Abstract
Deep convolutional neural networks (CNNs) are widely used for image classification. Deep CNNs often require a large memory and abundant computation resources, limiting their usability in embedded or mobile devices. To overcome this limitation, several pruning methods have been proposed. However, most of the existing methods focus on pruning parameters and cannot efficiently address the computation costs of deep CNNs. Additionally, these methods ignore the connections between the feature maps of different layers. This paper proposes a multi-objective pruning based on feature map selection (MOP-FMS). Unlike previous studies, we use the number of floating point operations (FLOPs) as a pruning objective in addition to the accuracy of the pruned network. First, we propose an encoding method based on feature map selection with a compact and efficient search space. Second, novel domain-specific crossover and mutation operators with reparation are designed to generate new individuals and make them meet the constraint rules. Then, decoding and pruning methods are proposed to prune networks based on the results of feature map selection. Finally, multi-objective optimisation is used for evaluation and individual selection. Our method has been tested with commonly used network structures. Numerical results demonstrate that the proposed method achieves better results than other state-of-the-art methods in terms of pruning rate without decreasing the accuracy rate to a high degree.

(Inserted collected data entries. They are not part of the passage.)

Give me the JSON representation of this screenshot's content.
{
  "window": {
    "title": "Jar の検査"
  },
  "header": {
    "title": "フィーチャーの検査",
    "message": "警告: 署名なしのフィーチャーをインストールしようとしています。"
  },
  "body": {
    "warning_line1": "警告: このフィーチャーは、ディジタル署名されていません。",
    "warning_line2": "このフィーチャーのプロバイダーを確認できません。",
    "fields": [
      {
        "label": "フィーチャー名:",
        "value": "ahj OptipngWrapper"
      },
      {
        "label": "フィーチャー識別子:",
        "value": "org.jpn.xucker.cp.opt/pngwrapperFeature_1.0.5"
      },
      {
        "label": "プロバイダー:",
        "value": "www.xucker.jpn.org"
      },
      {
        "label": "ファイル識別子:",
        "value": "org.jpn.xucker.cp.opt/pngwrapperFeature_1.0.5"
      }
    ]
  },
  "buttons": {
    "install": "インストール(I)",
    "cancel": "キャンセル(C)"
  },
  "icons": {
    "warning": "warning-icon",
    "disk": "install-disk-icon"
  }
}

•Considering the relation between the feature maps from different layers, the pruning problem is formulated as a bi-objective optimisation problem with feature map selection, and the accuracy rate and computation cost are simultaneously optimised.•A novel feature map-based encoding method and a unique decoding method are proposed for pruning common structures or networks with additive aggregation.•Special initialisation, crossover and mutation operators are designed with the quick reparation method to satisfy the encoding constraints of this specific problem.